Sourcing guide
Custom keycap MOQ: what actually drives the minimum.
"What's your MOQ?" is the first question in almost every RFQ we receive. The honest answer is: it depends on the process — and once you know why, you can design your project to hit a much lower minimum.
OSHID minimums: double-shot = 2,000 sets (mould inserts per colorway); dye-sublimation, silk-screen, laser and UV printing = 500 sets (printed, no per-legend tooling). New custom profiles add tooling cost regardless of process. The main drivers are mould setup, colorway changeovers and layout coverage — not greed.

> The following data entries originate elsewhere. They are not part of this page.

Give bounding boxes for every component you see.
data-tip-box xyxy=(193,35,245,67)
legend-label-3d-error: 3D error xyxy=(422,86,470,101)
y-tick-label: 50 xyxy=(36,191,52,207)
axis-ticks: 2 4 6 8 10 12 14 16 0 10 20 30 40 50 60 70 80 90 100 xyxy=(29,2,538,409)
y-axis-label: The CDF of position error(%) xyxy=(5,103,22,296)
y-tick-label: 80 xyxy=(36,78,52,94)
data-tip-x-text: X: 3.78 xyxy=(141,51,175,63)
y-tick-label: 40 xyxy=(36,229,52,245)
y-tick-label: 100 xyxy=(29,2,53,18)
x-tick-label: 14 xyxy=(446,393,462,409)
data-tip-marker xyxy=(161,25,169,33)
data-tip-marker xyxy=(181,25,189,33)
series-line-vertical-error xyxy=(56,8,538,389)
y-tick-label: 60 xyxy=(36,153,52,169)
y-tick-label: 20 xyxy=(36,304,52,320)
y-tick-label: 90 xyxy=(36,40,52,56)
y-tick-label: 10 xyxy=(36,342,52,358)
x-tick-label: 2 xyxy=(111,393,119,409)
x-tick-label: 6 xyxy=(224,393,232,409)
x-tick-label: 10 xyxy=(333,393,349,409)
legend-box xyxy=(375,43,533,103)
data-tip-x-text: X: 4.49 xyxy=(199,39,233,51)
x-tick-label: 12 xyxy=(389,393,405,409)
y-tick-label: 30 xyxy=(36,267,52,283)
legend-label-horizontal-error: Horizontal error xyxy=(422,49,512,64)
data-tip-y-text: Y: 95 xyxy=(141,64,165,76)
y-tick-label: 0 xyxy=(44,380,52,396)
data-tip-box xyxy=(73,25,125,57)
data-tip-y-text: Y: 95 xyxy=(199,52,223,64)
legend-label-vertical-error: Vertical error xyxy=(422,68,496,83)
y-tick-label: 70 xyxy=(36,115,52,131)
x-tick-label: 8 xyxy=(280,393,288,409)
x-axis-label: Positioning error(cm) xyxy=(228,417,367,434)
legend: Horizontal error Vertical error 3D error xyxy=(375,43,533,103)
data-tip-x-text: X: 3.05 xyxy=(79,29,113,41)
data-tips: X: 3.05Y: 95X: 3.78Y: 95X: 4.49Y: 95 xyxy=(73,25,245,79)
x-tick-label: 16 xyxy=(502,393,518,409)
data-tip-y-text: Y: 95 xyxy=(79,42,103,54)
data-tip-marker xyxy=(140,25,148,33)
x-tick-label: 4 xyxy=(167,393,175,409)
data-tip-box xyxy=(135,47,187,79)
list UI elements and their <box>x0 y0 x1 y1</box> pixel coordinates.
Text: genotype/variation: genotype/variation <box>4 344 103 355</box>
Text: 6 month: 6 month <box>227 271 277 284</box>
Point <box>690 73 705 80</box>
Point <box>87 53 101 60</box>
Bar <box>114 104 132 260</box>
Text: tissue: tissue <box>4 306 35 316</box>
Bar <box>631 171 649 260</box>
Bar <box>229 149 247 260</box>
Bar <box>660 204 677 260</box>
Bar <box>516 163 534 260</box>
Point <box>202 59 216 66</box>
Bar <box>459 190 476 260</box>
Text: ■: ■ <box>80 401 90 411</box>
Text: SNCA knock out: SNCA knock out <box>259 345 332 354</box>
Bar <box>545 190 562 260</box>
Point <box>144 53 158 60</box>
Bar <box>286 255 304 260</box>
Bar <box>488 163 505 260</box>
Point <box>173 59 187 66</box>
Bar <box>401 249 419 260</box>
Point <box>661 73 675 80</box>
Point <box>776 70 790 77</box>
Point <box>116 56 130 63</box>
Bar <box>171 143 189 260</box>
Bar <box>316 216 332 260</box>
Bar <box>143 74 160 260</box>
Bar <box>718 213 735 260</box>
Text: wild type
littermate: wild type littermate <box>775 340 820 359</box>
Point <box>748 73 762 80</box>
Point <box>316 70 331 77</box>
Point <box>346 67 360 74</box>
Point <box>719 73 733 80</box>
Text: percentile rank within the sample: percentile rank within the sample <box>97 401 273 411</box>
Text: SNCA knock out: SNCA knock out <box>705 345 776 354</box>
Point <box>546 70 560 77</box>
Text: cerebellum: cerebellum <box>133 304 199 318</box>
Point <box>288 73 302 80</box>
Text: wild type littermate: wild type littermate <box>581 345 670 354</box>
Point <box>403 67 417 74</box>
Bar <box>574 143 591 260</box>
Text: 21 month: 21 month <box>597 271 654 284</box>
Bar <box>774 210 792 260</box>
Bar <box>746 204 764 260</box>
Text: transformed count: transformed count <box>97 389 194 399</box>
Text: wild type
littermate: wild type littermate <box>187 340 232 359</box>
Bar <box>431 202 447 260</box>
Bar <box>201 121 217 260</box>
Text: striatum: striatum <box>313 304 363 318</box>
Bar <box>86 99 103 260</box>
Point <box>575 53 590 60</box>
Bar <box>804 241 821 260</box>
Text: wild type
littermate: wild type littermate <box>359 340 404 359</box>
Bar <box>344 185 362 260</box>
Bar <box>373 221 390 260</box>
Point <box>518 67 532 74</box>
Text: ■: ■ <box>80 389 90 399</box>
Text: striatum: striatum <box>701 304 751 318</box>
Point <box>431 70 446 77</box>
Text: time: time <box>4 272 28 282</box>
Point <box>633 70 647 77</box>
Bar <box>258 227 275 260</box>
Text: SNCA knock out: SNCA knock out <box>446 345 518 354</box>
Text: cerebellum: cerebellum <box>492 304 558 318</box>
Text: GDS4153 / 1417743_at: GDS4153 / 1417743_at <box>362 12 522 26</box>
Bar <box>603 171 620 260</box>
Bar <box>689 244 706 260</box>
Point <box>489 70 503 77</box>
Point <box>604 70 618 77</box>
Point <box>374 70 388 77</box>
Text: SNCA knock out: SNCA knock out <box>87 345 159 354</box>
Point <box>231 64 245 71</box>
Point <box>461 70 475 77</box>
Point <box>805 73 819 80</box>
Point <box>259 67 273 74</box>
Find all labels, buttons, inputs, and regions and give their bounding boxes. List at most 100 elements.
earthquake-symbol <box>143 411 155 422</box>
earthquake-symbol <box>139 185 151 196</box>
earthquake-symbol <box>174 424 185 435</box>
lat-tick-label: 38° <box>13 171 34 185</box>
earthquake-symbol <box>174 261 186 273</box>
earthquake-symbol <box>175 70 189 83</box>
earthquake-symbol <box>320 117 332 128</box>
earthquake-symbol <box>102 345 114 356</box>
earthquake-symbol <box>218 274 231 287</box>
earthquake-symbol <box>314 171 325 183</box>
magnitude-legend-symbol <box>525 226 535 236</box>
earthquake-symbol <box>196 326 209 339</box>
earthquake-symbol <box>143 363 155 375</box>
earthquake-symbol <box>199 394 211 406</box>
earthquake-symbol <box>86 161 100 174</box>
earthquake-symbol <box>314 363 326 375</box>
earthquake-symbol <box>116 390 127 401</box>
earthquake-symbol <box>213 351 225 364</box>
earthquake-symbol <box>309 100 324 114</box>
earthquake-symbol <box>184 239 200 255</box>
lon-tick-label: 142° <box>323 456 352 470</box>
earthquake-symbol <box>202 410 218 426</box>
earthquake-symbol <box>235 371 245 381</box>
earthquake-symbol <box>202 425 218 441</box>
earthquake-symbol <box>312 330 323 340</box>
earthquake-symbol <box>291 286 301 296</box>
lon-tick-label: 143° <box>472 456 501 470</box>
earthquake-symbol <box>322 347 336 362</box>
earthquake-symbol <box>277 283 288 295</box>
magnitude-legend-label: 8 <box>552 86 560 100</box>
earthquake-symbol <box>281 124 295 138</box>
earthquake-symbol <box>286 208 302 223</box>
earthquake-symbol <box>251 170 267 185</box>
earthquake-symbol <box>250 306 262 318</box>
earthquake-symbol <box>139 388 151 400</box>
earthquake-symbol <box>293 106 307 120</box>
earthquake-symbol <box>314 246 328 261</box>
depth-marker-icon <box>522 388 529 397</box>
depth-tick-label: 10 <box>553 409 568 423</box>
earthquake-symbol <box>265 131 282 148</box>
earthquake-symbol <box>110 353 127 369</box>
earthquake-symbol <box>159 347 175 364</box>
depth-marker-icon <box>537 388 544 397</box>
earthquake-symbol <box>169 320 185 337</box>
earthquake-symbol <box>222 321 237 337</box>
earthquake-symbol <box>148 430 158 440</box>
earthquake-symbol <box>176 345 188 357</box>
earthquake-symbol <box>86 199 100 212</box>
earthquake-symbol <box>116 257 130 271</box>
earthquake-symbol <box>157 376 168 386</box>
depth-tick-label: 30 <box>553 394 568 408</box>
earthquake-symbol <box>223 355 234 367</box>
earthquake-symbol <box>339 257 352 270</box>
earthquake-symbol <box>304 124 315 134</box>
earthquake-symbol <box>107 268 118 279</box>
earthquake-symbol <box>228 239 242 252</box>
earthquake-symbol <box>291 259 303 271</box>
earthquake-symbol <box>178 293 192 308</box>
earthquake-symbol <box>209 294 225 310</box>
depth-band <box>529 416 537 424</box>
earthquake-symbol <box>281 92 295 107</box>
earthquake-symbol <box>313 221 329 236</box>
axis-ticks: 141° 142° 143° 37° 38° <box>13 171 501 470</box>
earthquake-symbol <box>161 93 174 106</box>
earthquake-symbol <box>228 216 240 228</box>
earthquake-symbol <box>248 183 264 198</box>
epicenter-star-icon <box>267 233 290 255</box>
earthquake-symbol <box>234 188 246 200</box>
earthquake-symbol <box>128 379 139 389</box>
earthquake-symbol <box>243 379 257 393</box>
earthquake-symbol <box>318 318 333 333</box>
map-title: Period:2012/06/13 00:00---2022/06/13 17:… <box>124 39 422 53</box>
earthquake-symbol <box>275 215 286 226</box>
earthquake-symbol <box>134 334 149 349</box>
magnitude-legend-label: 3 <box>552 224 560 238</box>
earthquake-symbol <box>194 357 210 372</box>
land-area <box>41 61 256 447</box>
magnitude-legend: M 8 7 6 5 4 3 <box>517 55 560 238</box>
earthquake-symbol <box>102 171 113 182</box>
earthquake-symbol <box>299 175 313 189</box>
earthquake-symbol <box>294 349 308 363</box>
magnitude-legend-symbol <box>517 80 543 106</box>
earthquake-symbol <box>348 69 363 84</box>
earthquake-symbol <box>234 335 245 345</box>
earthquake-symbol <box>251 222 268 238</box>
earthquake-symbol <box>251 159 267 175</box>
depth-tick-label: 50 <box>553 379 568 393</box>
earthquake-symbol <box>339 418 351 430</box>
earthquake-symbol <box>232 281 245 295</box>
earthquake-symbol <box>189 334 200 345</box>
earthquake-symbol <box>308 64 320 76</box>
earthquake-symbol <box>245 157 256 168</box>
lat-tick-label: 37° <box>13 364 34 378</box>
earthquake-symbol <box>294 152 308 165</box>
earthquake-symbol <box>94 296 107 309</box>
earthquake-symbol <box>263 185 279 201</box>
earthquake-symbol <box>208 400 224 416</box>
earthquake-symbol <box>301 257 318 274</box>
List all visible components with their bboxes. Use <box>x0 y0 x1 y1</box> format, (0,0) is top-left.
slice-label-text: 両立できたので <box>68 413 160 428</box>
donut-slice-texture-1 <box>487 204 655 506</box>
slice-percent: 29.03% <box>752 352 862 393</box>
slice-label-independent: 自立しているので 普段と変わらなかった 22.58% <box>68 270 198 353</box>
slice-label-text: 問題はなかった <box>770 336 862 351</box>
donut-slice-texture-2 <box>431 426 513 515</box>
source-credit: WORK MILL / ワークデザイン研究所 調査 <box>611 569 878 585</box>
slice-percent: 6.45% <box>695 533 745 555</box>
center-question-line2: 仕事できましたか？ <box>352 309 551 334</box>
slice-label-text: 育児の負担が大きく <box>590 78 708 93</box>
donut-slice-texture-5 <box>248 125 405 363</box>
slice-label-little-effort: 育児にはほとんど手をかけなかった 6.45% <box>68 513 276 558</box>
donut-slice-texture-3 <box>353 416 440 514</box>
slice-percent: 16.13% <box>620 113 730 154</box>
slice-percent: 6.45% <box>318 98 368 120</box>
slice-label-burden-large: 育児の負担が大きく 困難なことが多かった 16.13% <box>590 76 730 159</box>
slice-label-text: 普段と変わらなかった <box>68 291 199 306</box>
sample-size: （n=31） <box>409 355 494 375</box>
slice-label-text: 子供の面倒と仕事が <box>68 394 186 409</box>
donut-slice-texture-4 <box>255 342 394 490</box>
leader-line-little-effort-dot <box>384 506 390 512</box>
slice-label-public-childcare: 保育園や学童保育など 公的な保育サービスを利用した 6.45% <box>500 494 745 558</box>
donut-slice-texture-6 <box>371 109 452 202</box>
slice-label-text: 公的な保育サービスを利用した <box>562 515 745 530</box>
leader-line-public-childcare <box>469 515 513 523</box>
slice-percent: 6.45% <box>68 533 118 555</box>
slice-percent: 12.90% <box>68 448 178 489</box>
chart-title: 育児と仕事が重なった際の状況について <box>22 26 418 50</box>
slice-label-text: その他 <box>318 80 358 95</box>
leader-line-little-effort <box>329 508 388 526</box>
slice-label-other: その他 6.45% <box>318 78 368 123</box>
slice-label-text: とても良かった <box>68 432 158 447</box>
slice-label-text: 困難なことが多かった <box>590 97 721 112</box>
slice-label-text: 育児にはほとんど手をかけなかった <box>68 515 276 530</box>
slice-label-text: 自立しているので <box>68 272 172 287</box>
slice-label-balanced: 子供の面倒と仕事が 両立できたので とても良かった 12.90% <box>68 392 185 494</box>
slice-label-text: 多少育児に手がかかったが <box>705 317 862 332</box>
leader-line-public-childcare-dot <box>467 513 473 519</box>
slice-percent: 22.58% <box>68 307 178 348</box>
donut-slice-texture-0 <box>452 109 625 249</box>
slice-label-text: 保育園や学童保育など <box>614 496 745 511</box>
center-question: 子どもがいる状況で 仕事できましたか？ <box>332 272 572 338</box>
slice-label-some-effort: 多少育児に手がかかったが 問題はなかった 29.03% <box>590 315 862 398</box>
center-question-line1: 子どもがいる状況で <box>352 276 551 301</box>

The three things that set a keycap MOQ
1. Mold and machine setup
A double-shot legend is a physical second plastic molded into the cap, so every legend set needs mold inserts mounted, aligned and purged before the first good shot comes out. That setup burns hours of machine time whether you order 300 sets or 3,000 — which is why small double-shot runs are disproportionately expensive and factories set a floor.
2. Color changeovers
Each colorway means purging the barrel and re-stabilizing color. A five-colorway set is effectively five production runs. Cutting colorways is the single fastest way to bring a quote down.
3. Layout coverage
A full kit with ISO, JIS and ergo compatibility can double the number of unique caps versus a lean ANSI kit. Every unique cap is another cavity, another sort, another QC lane.
OSHID MOQ by process
| Process | MOQ | Why |
|---|---|---|
| Dye-sublimation | 500 sets | Legends are printed; design switching costs minutes. |
| Silk-screen | 500 sets | Printed on the surface; low setup. |
| UV printing | 500 sets | Digital full-colour printing, low setup. |
| Laser engraving | 500 sets | No tooling; etched legends, often backlit caps. |
| Double-shot | 2,000 sets | Mould inserts + changeover per colorway. |
| New custom profile | Adds tooling fee | A new mould family must be cut regardless of volume. |
How to design a project for a lower minimum
Use an existing profile (no new tooling), start with dye-sub or UV for the first run, keep colorways to one or two, and choose a lean layout kit. If the set proves demand, moving the reorder to double-shot is a normal upgrade path — the artwork and color standards carry over. For the durability trade-offs between those processes, see double-shot vs dye-sub.
FAQ
What is the MOQ for custom keycaps?
At OSHID, double-shot keycaps have an MOQ of 2,000 sets, while printed processes — dye-sublimation, silk-screen, laser engraving and UV printing — start at 500 sets. Double-shot is higher because each colorway needs its own mould inserts and a machine changeover, while printed legends need no per-legend tooling. Using an existing profile avoids new tooling.
Why is double-shot MOQ higher than dye-sub?
Double-shot legends are molded, so each variant needs mold inserts and machine changeover; dye-sub legends are printed. The fixed setup cost must be spread over more units.
How can I reduce MOQ on a small run?
Existing profile, printed legends (dye-sub/UV), fewer colorways, lean layout kit, and batching orders into one production window.